Ela diz que, por volta das 21h, foi abordada por um funcionário da farmácia. “Do nada, fui abordada por um rapaz alto, de pele clara, que se apresentou como Willam, funcionário da Drogasil, dizendo que furtei um hidratante da farmácia. Inicialmente, achei que era uma brincadeira, uma pegadinha de algum conhecido. Ainda falei para ele que era uma brincadeira de mau gosto, mas ele disse que não, que tinha certeza, pois tinha me visto através das câmeras da farmácia”, contou.

Maria Angélica disse que, na hora da abordagem, a neta ficou em estado de choque. “Minha neta estava apertando a minha mão com os olhos esbugalhados de medo. Perguntei para o sujeito se ele tinha ciência de que estava constrangendo a mim e a minha neta, por algo que tinha certeza absoluta de não ter feito, e ele tornou a repetir: ‘Nós vimos nas câmeras’. Olhei para os lados e não vi nenhum segurança. A vontade que tinha era de me livrar depressa daquela situação vexatória, parecia que todos estavam nos olhando. Afirmei novamente: ‘Moço, eu não peguei nada, minha mãe comprou um remédio e pagou, o senhor está me caluniando e me constrangendo em praça pública. O senhor quer ver minha bolsa?. Ele disse: ‘Quero’”.

Então, Maria Angélica chamou uma funcionária do parque para testemunhar que ela não tinha pego nenhum hidratante. “Abri a bolsa, coloquei tudo no chão, de forma que ele pudesse ver todo o conteúdo da minha bolsa. Quando ele viu que não tinha nada, disse para mim:’ Não precisava disso’ e saiu em disparada”. Nesse momento, saí do sério e comecei a gritar: ‘Seu racista, mentiroso, preconceituoso, vou processar vocês, isto é crime de injúria e calúnia’”, contou a assessora de formatura e eventos.

Neta
Maria Angélica contou ainda que, só depois de ter gritado dentro do Salvador Shopping, os seguranças foram até ela para saber o que aconteceu. “Quando tudo acabou, minha neta, apavorada, sem dar uma palavra, de repente falou: ‘ Vovó, fiquei morrendo de medo, achei que o homem ia prender a gente e fazer mal’. Hoje, minha neta anda apavorada.
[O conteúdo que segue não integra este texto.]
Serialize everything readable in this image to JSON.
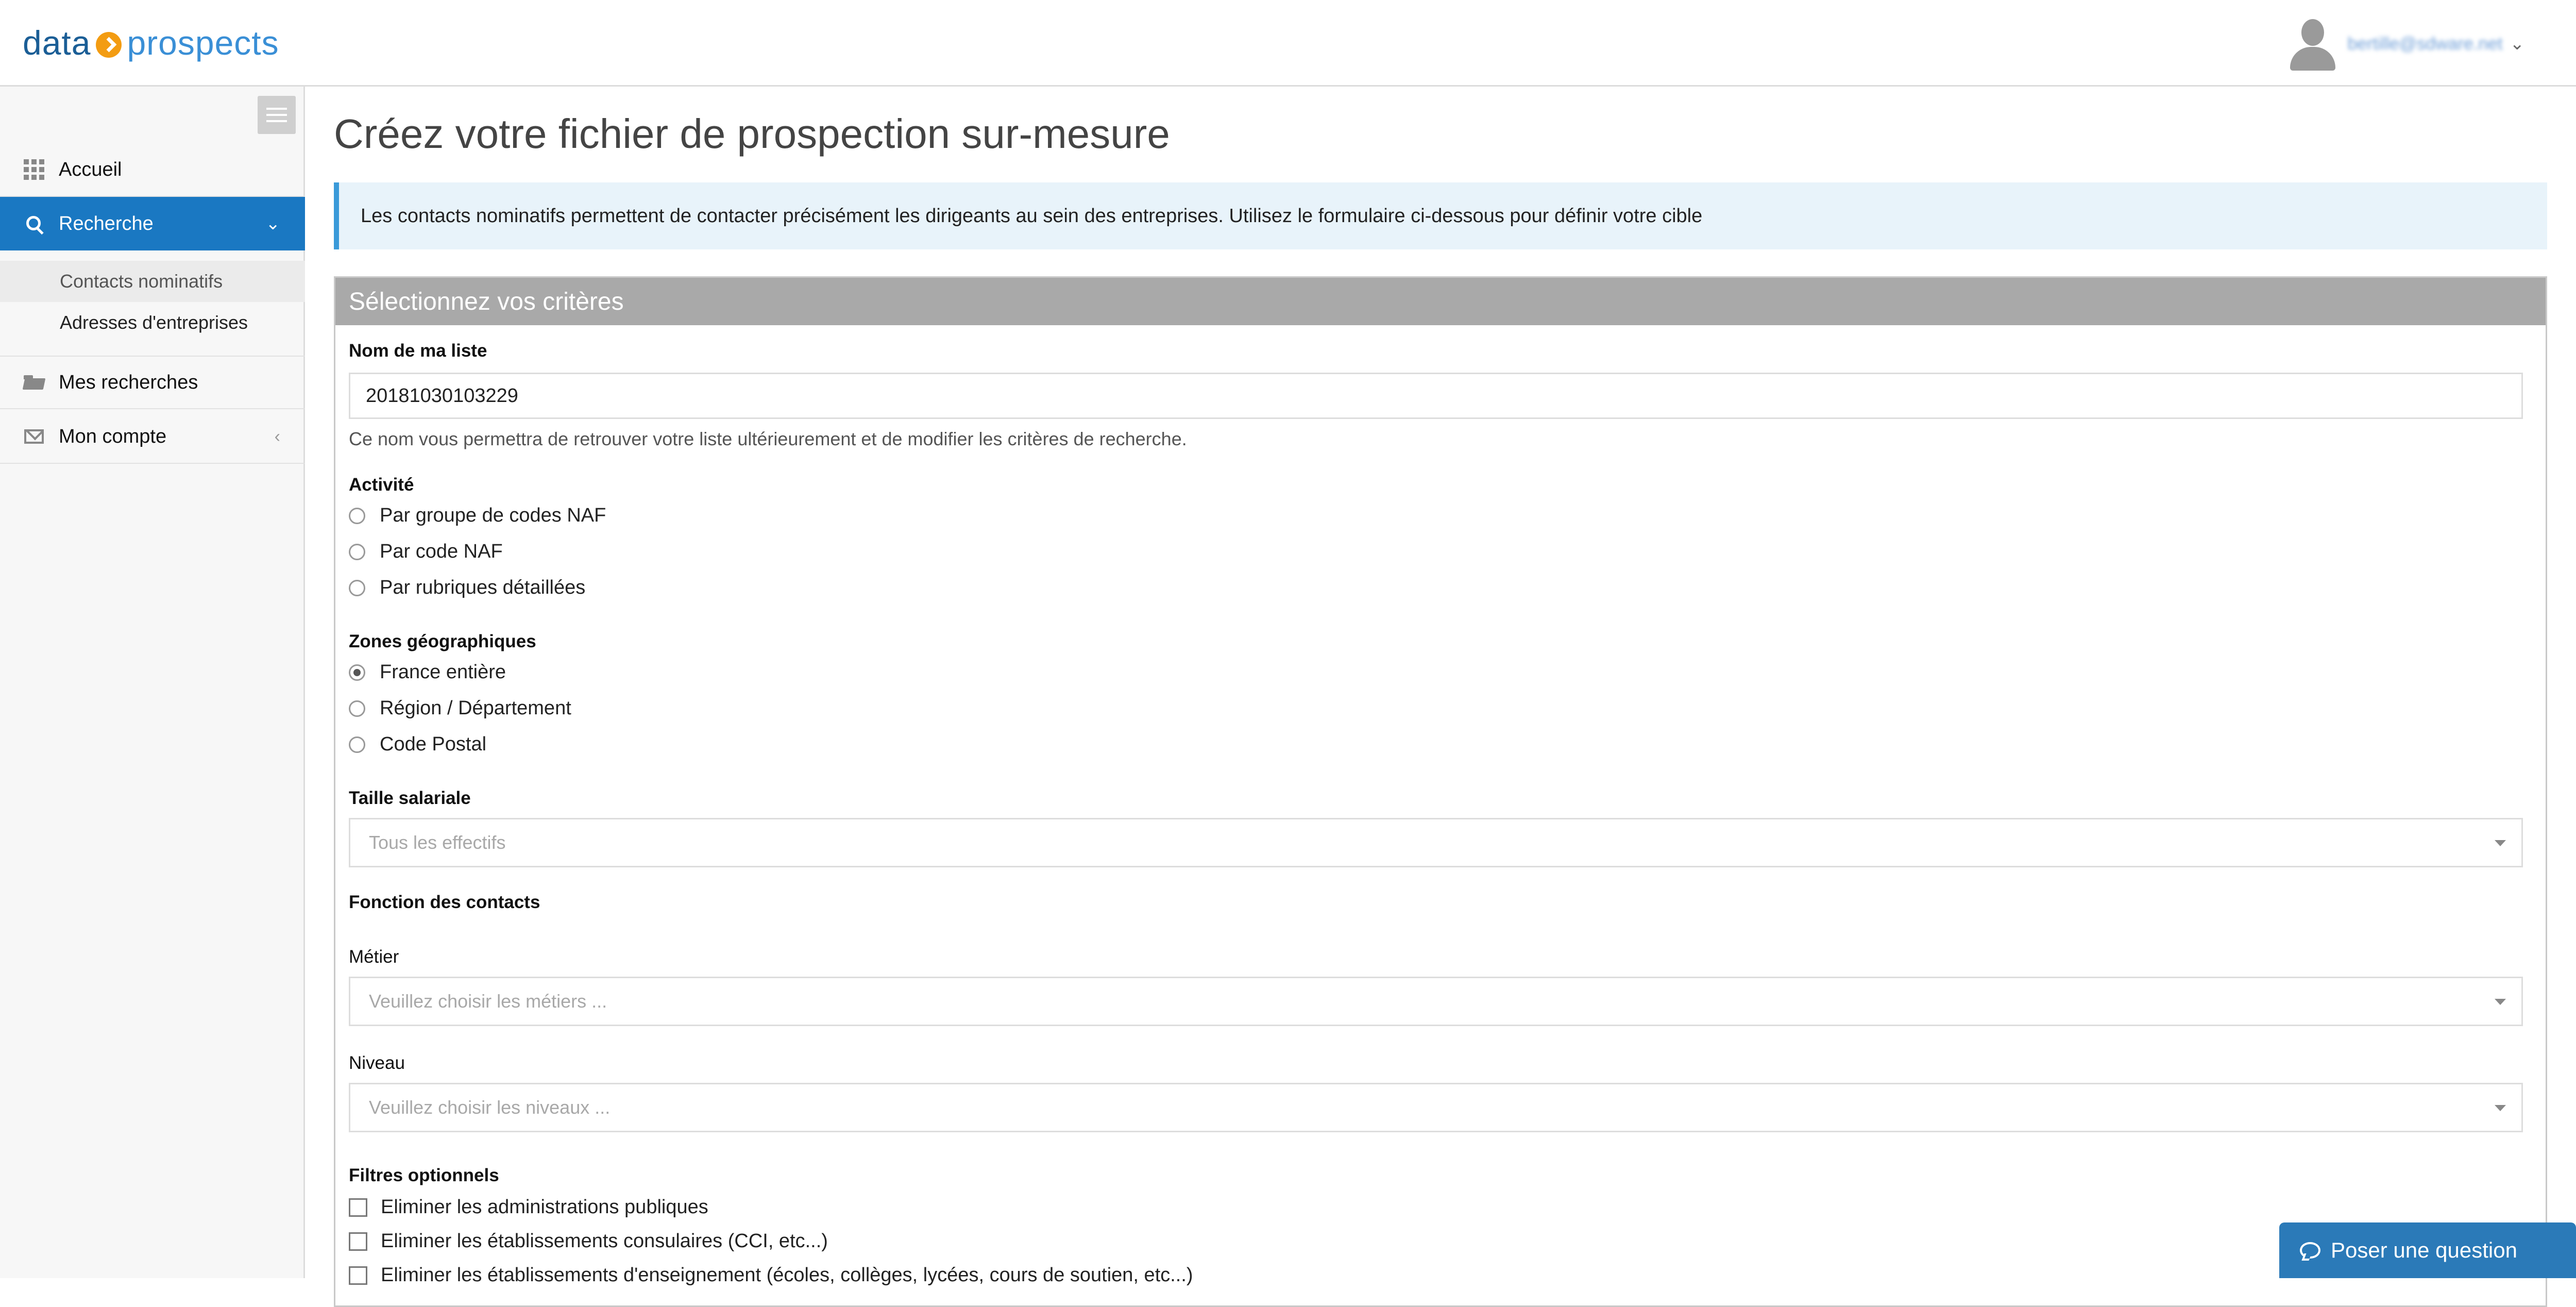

Quando vai em um loja, não desgruda da gente”, declarou.

“Certa vez presenciei duas cenas de racismo no shopping. Dois adolescentes foram barrados na escala rolante que dão acesso à praça de alimentação”, complementou.

Na quarta-feira (8), Maria Angélica irá denunciar o racismo que sofreu ao Ministério Pública da Bahia (MP-BA). Além de um processo criminal, ela também irá mover uma ação reparatória contra o Shopping Salvador e a farmácia Drogasil. Este é o terceiro caso em que estabelecimentos comerciais, em Salvador, são acusados de racismo neste ano. Em março, o policial militar Rafael dos Santos, 33 anos, foi proibido de entrar no Restaurante Picuí, em Jardim Armação. No mês de fevereiro, o empresário Crispim Terral, 34, foi retirado à força da agência da Caixa Econômica Federal do Relógio de São Pedro.

Indenização
Maria Angélica registrou uma queixa na Central de Atendimento do Cliente (CAC) do Salvador Shopping e prestou a queixa de racismo na 16ª Delegacia (Pituba). Ela pediu ao shopping e à farmácia as imagens das câmeras. “Eles negaram. Só vão dar com ordem judicial. O que vai ter imagem é o meu constrangimento”, disse ela.

Nessa quarta-feira (8), ela irá formalizar uma denúncia no MP-BA. “Vou até as últimas consequências. Se eu fosse uma mulher branca de turbante, não me abordaria. Olhe que minha neta é loira de cabelo liso, pois em nossa família tem negros de diversas cores, não é por que ela tem a pele branca que deixa de ser negra”, declarou.

Além de o processo criminal, Maria Angélica irá processar o shopping e a farmácia por dados morais. “Todos são responsáveis. O valor gira na casa dos R$ 100 mil, para cada um. Pode até ser mais. Estamos estudando ainda a gravidade do caso”, disse o advogado de Maria Angélica, Bruno Garrido.

O CORREIO procurou as assessorias do Salvador Shopping e da Drogasil. Em nota a Drogasil informou que “discorda veementemente da atitude do funcionário que abordou a senhora Maria Angelica Calmon, como foi relatado. Este comportamento não reflete de forma alguma os valores da Drogasil. Pedimos desculpas à Senhora Angélica e informamos que a empresa está concluindo as averiguações e tomará as providências para que o fato não se repita”.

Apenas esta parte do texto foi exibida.